The very fact that the race timeline is full of civil rights and other liberties shows the significance of the lack of those rights. My timeline begins in 1950 with a statement issued from the United Nations, which discredits scientific racism and urges institutions to stop thinking in terms of race. This is followed by events such as the Civil Rights Movement, the Equal Employment Opportunity Act, and discussion of affirmative action. The importance of these events is reflected in American history, social structures, and the entire scope of human dignity. Furthermore, the events that follow, such as race riots and police brutality, display the dissonance that still occurs within this country. The negligent way in which Hurricane Katrina was handled, which was only miles away from my walk through a black neighborhood in Baton Rouge, reveals more than just improper Federal responses; the aftermath of Katrina revealed the utter inequality in Louisiana that preceded the hurricane. The majority of people affected by the hurricane were black and lower class, and it begs the question: had the hurricane happened in Boulder, Colorado, would the response have been the same?
Upon further discussion, Mom and I agreed that the black men had not tried to evict us from their neighborhood out of malice or exclusivity, but rather out of concern for two white women tourists who clearly were lost, unaware of the danger that could befall them from walking through an unfamiliar neighborhood in an unfamiliar town.

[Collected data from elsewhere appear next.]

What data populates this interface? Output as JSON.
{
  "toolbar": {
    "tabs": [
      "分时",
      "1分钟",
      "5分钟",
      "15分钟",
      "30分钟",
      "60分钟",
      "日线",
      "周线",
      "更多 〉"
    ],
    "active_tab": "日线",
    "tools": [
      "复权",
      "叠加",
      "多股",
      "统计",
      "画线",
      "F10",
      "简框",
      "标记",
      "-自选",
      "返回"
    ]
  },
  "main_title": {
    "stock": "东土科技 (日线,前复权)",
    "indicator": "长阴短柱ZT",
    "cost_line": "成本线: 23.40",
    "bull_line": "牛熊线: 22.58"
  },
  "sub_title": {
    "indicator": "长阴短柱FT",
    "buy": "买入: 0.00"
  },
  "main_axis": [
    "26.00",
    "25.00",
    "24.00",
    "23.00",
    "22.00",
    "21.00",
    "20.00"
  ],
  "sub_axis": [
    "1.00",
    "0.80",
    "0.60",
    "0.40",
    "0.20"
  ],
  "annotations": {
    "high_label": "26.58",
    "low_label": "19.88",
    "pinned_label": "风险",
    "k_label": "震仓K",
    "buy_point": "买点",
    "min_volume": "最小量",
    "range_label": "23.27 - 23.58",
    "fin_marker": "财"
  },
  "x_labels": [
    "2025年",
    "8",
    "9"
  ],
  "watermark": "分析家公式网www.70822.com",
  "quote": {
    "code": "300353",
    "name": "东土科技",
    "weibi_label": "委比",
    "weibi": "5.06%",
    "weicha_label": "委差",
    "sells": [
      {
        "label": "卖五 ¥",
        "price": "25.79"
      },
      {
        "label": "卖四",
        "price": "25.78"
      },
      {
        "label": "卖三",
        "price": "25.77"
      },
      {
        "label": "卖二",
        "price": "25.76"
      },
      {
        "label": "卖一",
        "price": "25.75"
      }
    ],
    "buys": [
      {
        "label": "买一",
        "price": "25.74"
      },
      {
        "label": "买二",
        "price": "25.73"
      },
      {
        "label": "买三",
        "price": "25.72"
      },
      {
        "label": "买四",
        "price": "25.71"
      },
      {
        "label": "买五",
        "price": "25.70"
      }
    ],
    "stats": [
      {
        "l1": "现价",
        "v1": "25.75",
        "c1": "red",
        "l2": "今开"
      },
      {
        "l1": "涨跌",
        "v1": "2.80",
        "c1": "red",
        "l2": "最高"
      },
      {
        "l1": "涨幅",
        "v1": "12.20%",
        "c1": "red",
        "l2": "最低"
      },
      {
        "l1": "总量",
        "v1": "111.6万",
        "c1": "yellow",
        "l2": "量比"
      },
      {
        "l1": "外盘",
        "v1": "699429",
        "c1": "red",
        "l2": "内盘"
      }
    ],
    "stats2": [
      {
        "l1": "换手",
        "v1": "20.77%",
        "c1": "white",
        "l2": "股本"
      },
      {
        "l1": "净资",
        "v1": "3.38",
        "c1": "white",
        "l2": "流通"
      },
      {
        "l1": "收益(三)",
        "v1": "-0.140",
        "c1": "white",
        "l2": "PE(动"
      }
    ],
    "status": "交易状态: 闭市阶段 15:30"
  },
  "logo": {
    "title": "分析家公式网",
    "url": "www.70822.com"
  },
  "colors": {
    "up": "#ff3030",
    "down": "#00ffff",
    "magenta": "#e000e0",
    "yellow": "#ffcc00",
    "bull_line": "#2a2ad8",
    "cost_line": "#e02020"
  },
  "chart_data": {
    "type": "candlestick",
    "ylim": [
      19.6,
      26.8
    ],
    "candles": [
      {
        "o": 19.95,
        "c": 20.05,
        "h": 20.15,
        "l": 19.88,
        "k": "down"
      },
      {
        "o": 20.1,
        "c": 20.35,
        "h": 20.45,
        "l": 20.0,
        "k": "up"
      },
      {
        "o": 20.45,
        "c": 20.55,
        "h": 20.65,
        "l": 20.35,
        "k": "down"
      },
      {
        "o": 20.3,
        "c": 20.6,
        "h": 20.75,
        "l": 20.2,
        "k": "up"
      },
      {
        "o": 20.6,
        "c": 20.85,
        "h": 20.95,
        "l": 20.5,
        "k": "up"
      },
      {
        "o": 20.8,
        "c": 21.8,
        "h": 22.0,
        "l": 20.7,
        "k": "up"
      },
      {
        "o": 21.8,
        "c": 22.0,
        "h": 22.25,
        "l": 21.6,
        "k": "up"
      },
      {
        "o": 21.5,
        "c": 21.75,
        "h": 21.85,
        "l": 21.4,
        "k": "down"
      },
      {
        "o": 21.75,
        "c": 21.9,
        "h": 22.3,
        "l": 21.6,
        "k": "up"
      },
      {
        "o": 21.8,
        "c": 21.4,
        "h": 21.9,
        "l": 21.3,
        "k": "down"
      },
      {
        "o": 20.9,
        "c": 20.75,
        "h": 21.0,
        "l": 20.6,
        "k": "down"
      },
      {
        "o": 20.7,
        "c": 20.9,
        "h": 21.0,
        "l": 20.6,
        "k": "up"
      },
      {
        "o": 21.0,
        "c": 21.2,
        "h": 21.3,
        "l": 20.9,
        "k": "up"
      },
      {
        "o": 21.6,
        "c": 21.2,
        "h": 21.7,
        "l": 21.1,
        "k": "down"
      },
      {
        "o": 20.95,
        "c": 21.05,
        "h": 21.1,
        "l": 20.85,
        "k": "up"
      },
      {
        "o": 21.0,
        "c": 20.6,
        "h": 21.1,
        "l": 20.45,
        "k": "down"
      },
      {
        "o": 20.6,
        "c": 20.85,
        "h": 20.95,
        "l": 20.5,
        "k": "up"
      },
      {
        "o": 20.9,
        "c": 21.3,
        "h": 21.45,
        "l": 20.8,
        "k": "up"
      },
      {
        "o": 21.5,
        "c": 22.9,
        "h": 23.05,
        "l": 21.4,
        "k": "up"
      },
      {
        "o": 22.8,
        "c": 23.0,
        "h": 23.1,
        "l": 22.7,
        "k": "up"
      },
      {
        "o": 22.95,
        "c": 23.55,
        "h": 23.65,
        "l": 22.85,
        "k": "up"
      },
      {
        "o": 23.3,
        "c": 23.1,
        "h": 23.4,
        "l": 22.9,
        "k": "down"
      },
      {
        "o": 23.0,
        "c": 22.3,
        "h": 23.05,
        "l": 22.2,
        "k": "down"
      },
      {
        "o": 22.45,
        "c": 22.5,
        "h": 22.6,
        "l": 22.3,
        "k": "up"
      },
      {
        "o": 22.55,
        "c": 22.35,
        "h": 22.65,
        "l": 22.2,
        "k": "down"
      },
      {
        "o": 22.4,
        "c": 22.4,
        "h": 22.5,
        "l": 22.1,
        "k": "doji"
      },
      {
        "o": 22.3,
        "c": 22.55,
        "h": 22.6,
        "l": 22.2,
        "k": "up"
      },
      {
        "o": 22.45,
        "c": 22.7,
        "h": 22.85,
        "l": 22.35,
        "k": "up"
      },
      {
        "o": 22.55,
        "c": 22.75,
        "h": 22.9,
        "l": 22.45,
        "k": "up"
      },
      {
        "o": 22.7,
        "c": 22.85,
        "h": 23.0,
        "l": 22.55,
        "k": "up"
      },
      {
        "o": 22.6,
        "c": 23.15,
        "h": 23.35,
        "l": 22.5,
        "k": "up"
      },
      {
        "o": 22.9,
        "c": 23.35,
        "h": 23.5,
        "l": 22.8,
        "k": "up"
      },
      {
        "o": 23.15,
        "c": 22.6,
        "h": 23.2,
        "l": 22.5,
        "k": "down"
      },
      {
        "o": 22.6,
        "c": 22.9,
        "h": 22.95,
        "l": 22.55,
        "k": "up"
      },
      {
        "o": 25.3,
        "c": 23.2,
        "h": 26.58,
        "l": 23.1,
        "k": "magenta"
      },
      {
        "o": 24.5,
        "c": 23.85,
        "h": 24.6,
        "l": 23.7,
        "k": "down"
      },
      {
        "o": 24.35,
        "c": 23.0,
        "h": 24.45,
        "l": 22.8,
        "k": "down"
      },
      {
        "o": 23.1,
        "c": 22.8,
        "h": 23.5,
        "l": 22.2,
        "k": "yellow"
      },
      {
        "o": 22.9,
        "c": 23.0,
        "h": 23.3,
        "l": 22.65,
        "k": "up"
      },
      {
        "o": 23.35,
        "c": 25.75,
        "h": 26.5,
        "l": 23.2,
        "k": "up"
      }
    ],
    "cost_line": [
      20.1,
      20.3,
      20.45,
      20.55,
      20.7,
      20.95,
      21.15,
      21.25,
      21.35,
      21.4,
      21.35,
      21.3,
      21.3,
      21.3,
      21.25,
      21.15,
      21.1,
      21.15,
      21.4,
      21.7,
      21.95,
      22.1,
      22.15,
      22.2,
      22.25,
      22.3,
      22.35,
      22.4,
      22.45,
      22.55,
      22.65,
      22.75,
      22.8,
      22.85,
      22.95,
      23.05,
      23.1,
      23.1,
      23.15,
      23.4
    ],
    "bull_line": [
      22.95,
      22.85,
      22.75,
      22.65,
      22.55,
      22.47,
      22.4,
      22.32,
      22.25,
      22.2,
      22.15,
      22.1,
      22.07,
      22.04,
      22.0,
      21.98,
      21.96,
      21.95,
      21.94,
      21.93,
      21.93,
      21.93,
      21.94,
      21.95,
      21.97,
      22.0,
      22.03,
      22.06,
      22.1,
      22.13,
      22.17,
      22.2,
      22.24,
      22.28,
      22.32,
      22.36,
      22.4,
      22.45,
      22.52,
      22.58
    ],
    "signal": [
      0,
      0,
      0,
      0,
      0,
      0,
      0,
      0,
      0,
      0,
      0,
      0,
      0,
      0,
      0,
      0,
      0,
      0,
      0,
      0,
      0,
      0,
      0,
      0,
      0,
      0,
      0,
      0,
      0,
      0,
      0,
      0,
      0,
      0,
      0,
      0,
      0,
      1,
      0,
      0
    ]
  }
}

Friends and family to whom I later told this story were all very concerned, saying that our ignorance could have landed us in trouble. I suppose I should have felt more retrospective fear and relief, but I did not. Never before in my life had I been in an environment which could have been detrimental to my safety based on my skin color. In fact, I had never even considered my skin color as being an issue. In hindsight, my mom and I were lucky that we got the attention of those concerned black men, and that they knew enough about the situation to steer us in the right direction, figuratively and literally.
It is notable to touch upon the 2015 shooting of nine black parishioners in a South Carolina church by a man wearing the Confederate flag and the state’s subsequent ban of the flag. Just a day before arriving in Baton Rouge, my mother and I had seen a Confederate flag hanging proudly from a house in Northern Louisiana. I had felt peculiar at the blatant display of the flag which caused me to feel as though I had stepped into an alternate reality, an episode of the Twilight Zone, where barefaced racism was permissible. However, the truth of the matter is that it was I had come from an alternate reality where I had the luxury and comfort of obliviousness to my own white privilege. My perception of how the world worked in terms of race had been so sheltered that when I finally did experience racial differences firsthand, my entire core was shaken.